Fringe Box



Surrey Fire and Rescue Service Urges Us All To Be ‘Wildfire Aware’

Published on: 22 Apr, 2024
Updated on: 24 Apr, 2024

“Wildfires,” such as this one at Thursley in 2020, “are a threat to homes, businesses, and precious habitats…” Photo Surrey Fire & Rescue

Surrey Fire and Rescue Service are urging residents across the county to be “Wildfire Aware” this season, after fires almost doubled between 2022-2023.

As part of its wildfire prevention campaign this year, the service is encouraging everyone to take steps in preventing wildfires to protect homes, businesses and habitats, by binning BBQS and taking litter home.

Between 2022-2023, the service dealt with 553 wildfires in Surrey and their appliances spent over 13,000 hours attending wildfire incidents in the last year alone.

Wetter winters and drier summers mean they’re becoming more of a risk. They are common in places like Surrey because of large parts of heathland near urban areas.

This aerial shot shows how wildfires can spread damaging sensitive habitats. Photo Surrey Fire & Rescue

The Fire and Rescue Service’s wildfire awareness and prevention work is a collaborative effort between different teams and partners. In preparation for the season and to help prevent and tackle these types of fires, teams have taken part in extra training to refresh and enhance wildfire capabilities and expertise, as well as introducing five new state-of-the-art drones into the service.

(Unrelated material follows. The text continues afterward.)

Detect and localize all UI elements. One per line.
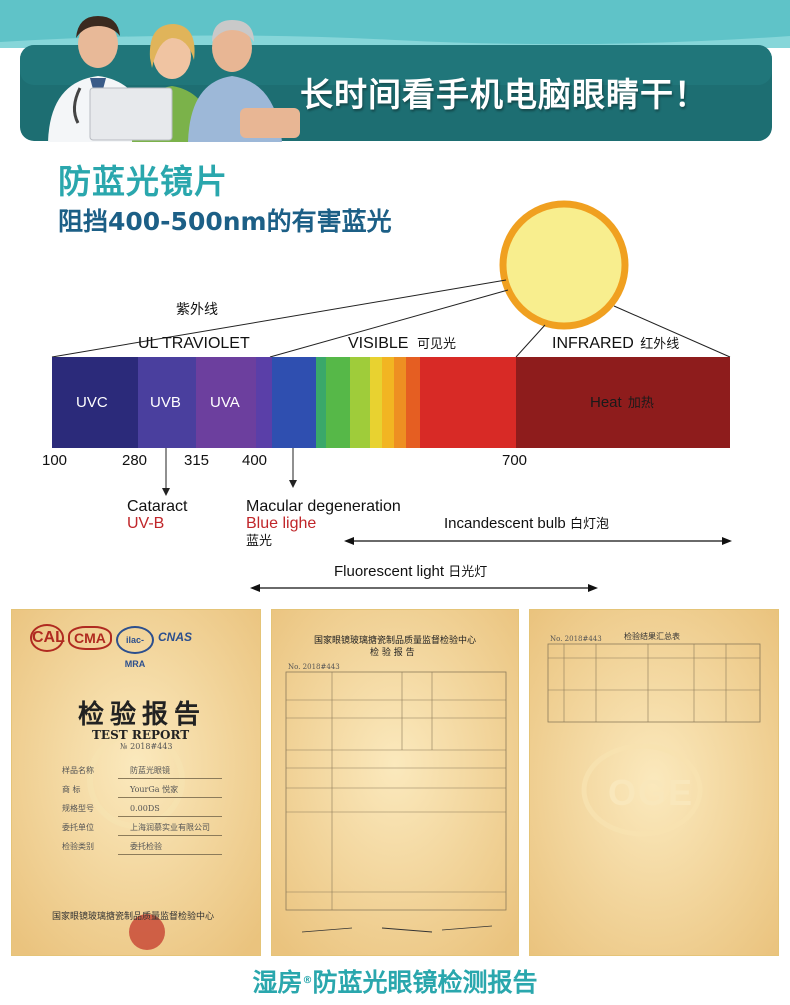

Crews were recently joined by 100 residents during their “Wildfire Awareness Week” activities in April with partners, with more events planned this summer to raise awareness.

SFRS use drones to monitor wildfires and help plan their firefighting.

Rural Affairs Officer, Marli Holland said: “Wildfires are a threat to homes, businesses, and precious habitats, and it takes years for the land to recover. As part of our work to prevent and tackle wildfires, we’ve been spreading the word with partners, and encouraging everyone in our communities to take steps to reduce the risk of wildfires.

“Wildfires are easy to start, and spread very quickly, often through BBQs not being extinguished properly, litter left on commons or heaths, or cigarettes being thrown out of cars or left on the ground.”

Fire Investigation Officer, Matt Oakley explained why heavy winter rainfall can risk more wildfires when summer arrives: “The vast amount of winter rain we’ve had provides moistures for perfect spring growing conditions. This means when a period of warm spring weather arrives we will have an abundance of vegetation which acts as fuel for wildfires.

“It’s very much an issue that’s here to stay, and we can assure residents we’re fully equipped and prepared to deal with these types of incidents very effectively.”

To have a safe summer and enjoy Surrey’s beauty spots, here is Surrey Fire and Rescue Services’ advice to help prevent wildfires:

  • Avoid having camping stoves or open fires in the countryside. They can quickly spread and get out of control. Switch your BBQ to a picnic.
  • Dispose of smoking materials properly. Throwing cigarette ends on the ground or out of a car window can start a wildfire.
  • Put your rubbish in the bin or take it home with you. Bottles and glass can start wildfire as they magnify the sun.
  • Be prepared at home by cutting down or clearing areas of high fuel close to your home (vegetation, bushes or piles of leaves). Be aware that dense areas of vegetation, hedges, timber fences or sheds, and dry undergrowth will allow a fire to spread from an open space to your home or business.